En France, si on observe de telles inégalités entre les cohortes, on observe par contre une égalité à l’intérieur des cohortes. En Allemagne, c’est l’inverse, explique Louis Chauvel. L’Allemagne donne bien plus de place aux jeunes adultes quittant l’école. Elle le doit notamment à sa croissance économique et à une démographie appropriée. En d’autres mots, il y a plus d’opportunités pour des cohortes qui sont plus petites. Par contre, les inégalités sont bien plus importantes à l’intérieur des cohortes. Le sociologue note aussi une particularité allemande, à savoir que la génération née en 1950 est celle qui a eu le plus haut niveau d’éducation, plus élevé que celui des générations suivantes.

Dans les pays à modèle libéral, Louis Chauvel s’attend justement à observer de plus fortes inégalités à l’intérieur des cohortes mais une meilleure égalité entre cohortes.
Dans les pays nordiques, où l’équilibre entre générations est bien plus débattu et où les conventions collectives sont plus protectrices, nous pouvons attendre moins d’inégalités entre cohortes qu’aux USA par exemple, et moins d’inégalités à l’intérieur des cohortes. Les modèles "familialistes" qui rassemblent notamment l’Italie, l’Espagne et la Grèce connaîtraient pour leur part des situations semblables à la France.
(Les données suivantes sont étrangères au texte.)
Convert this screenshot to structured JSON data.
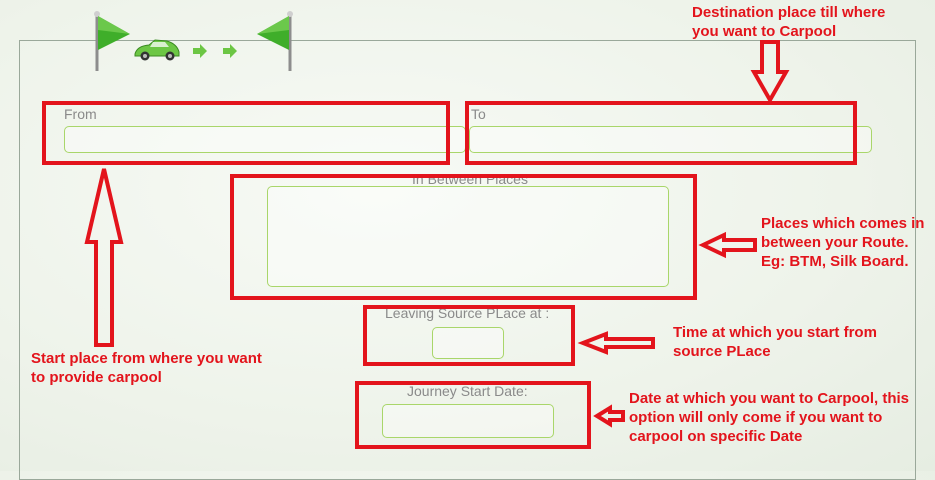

Pour ce qui est du Luxembourg, Louis Chauvel le place entre ses deux grands voisins. Ses cohortes sont de taille moyenne. Il n’a pas connu de forts taux de chômage des jeunes. Sa croissance est restée extrêmement attractive depuis 20 – 25 ans. "Le début du cauchemar potentiel pourrait venir si on ne fait pas attention à différents éléments", nuance néanmoins le sociologue. Ainsi, si on compare les performances en termes de chômage des jeunes de moins de 30 ans sur les 20 dernières années, le Luxembourg faisait bien mieux que l’Allemagne et donc que la France au début de la période. Désormais il se rapproche de France et court le "risque d’accumulation de jeunes cohortes adultes en proie à des difficultés".
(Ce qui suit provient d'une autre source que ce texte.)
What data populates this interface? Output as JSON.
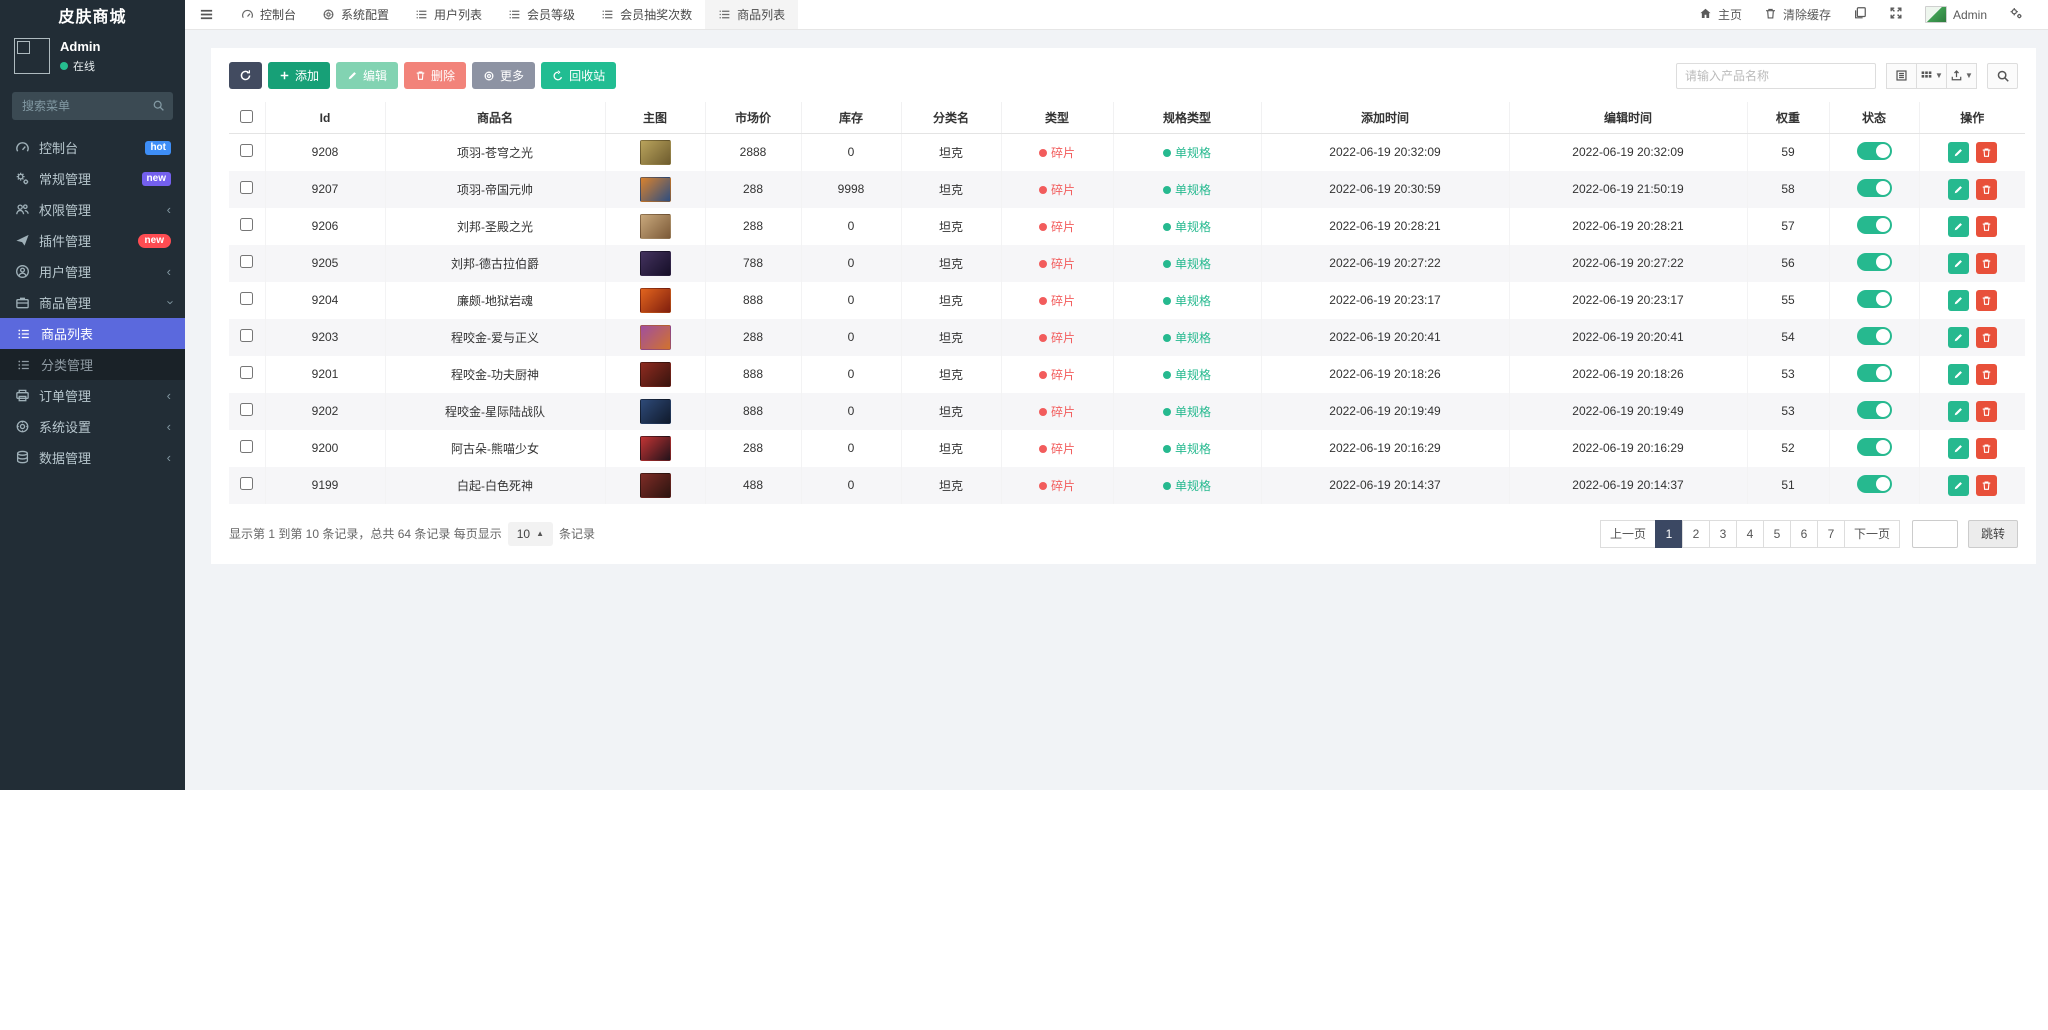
{
  "brand": "皮肤商城",
  "user": {
    "name": "Admin",
    "status": "在线"
  },
  "sidebar": {
    "search_placeholder": "搜索菜单",
    "items": [
      {
        "label": "控制台",
        "badge": "hot"
      },
      {
        "label": "常规管理",
        "badge": "new"
      },
      {
        "label": "权限管理"
      },
      {
        "label": "插件管理",
        "badge": "new"
      },
      {
        "label": "用户管理"
      },
      {
        "label": "商品管理"
      }
    ],
    "submenu": [
      {
        "label": "商品列表",
        "active": true
      },
      {
        "label": "分类管理",
        "active": false
      }
    ],
    "bottom_items": [
      {
        "label": "订单管理"
      },
      {
        "label": "系统设置"
      },
      {
        "label": "数据管理"
      }
    ]
  },
  "navbar": {
    "tabs": [
      {
        "label": "控制台"
      },
      {
        "label": "系统配置"
      },
      {
        "label": "用户列表"
      },
      {
        "label": "会员等级"
      },
      {
        "label": "会员抽奖次数"
      },
      {
        "label": "商品列表"
      }
    ],
    "active_tab": "商品列表",
    "home": "主页",
    "clear_cache": "清除缓存",
    "username": "Admin"
  },
  "toolbar": {
    "add": "添加",
    "edit": "编辑",
    "delete": "删除",
    "more": "更多",
    "recycle": "回收站",
    "search_placeholder": "请输入产品名称"
  },
  "table": {
    "columns": [
      "Id",
      "商品名",
      "主图",
      "市场价",
      "库存",
      "分类名",
      "类型",
      "规格类型",
      "添加时间",
      "编辑时间",
      "权重",
      "状态",
      "操作"
    ],
    "rows": [
      {
        "id": "9208",
        "name": "项羽-苍穹之光",
        "price": "2888",
        "stock": "0",
        "category": "坦克",
        "type": "碎片",
        "spec": "单规格",
        "added": "2022-06-19 20:32:09",
        "edited": "2022-06-19 20:32:09",
        "weight": "59",
        "thumb": [
          "#b9a35c",
          "#6e5c2e"
        ]
      },
      {
        "id": "9207",
        "name": "项羽-帝国元帅",
        "price": "288",
        "stock": "9998",
        "category": "坦克",
        "type": "碎片",
        "spec": "单规格",
        "added": "2022-06-19 20:30:59",
        "edited": "2022-06-19 21:50:19",
        "weight": "58",
        "thumb": [
          "#d9822e",
          "#2e4e80"
        ]
      },
      {
        "id": "9206",
        "name": "刘邦-圣殿之光",
        "price": "288",
        "stock": "0",
        "category": "坦克",
        "type": "碎片",
        "spec": "单规格",
        "added": "2022-06-19 20:28:21",
        "edited": "2022-06-19 20:28:21",
        "weight": "57",
        "thumb": [
          "#c8a87c",
          "#7c5a38"
        ]
      },
      {
        "id": "9205",
        "name": "刘邦-德古拉伯爵",
        "price": "788",
        "stock": "0",
        "category": "坦克",
        "type": "碎片",
        "spec": "单规格",
        "added": "2022-06-19 20:27:22",
        "edited": "2022-06-19 20:27:22",
        "weight": "56",
        "thumb": [
          "#43325e",
          "#160f28"
        ]
      },
      {
        "id": "9204",
        "name": "廉颇-地狱岩魂",
        "price": "888",
        "stock": "0",
        "category": "坦克",
        "type": "碎片",
        "spec": "单规格",
        "added": "2022-06-19 20:23:17",
        "edited": "2022-06-19 20:23:17",
        "weight": "55",
        "thumb": [
          "#e2641e",
          "#801f0e"
        ]
      },
      {
        "id": "9203",
        "name": "程咬金-爱与正义",
        "price": "288",
        "stock": "0",
        "category": "坦克",
        "type": "碎片",
        "spec": "单规格",
        "added": "2022-06-19 20:20:41",
        "edited": "2022-06-19 20:20:41",
        "weight": "54",
        "thumb": [
          "#a04f9e",
          "#d1722e"
        ]
      },
      {
        "id": "9201",
        "name": "程咬金-功夫厨神",
        "price": "888",
        "stock": "0",
        "category": "坦克",
        "type": "碎片",
        "spec": "单规格",
        "added": "2022-06-19 20:18:26",
        "edited": "2022-06-19 20:18:26",
        "weight": "53",
        "thumb": [
          "#8e2b20",
          "#39140e"
        ]
      },
      {
        "id": "9202",
        "name": "程咬金-星际陆战队",
        "price": "888",
        "stock": "0",
        "category": "坦克",
        "type": "碎片",
        "spec": "单规格",
        "added": "2022-06-19 20:19:49",
        "edited": "2022-06-19 20:19:49",
        "weight": "53",
        "thumb": [
          "#2e4a78",
          "#101a2c"
        ]
      },
      {
        "id": "9200",
        "name": "阿古朵-熊喵少女",
        "price": "288",
        "stock": "0",
        "category": "坦克",
        "type": "碎片",
        "spec": "单规格",
        "added": "2022-06-19 20:16:29",
        "edited": "2022-06-19 20:16:29",
        "weight": "52",
        "thumb": [
          "#c23434",
          "#23121a"
        ]
      },
      {
        "id": "9199",
        "name": "白起-白色死神",
        "price": "488",
        "stock": "0",
        "category": "坦克",
        "type": "碎片",
        "spec": "单规格",
        "added": "2022-06-19 20:14:37",
        "edited": "2022-06-19 20:14:37",
        "weight": "51",
        "thumb": [
          "#7e2c26",
          "#2c1410"
        ]
      }
    ]
  },
  "footer": {
    "summary_prefix": "显示第 1 到第 10 条记录，总共 64 条记录 每页显示",
    "page_size": "10",
    "summary_suffix": "条记录",
    "pagination": {
      "prev": "上一页",
      "pages": [
        "1",
        "2",
        "3",
        "4",
        "5",
        "6",
        "7"
      ],
      "active": "1",
      "next": "下一页",
      "jump_label": "跳转"
    }
  },
  "colors": {
    "accent_green": "#26b98f",
    "accent_red": "#f25c5c",
    "active_menu": "#5b69dd",
    "page_active": "#3b4863"
  }
}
Le Luxembourg n’est pas seul à se retrouver dans cette situation à l’issue de la crise économique apparue depuis 2008. Cette situation qu’on attribuait avant la crise aux seul pays méditerranéens se répand. Et ceci pourrait avoir des conséquences néfastes. L’inconvénient de cette situation réside également dans la "fdéstabilisation des salariés de la classe moyenne", qui peuvent éprouver comme en France les plus grandes difficultés à conserver ne serait-ce que le même statut que leurs parents.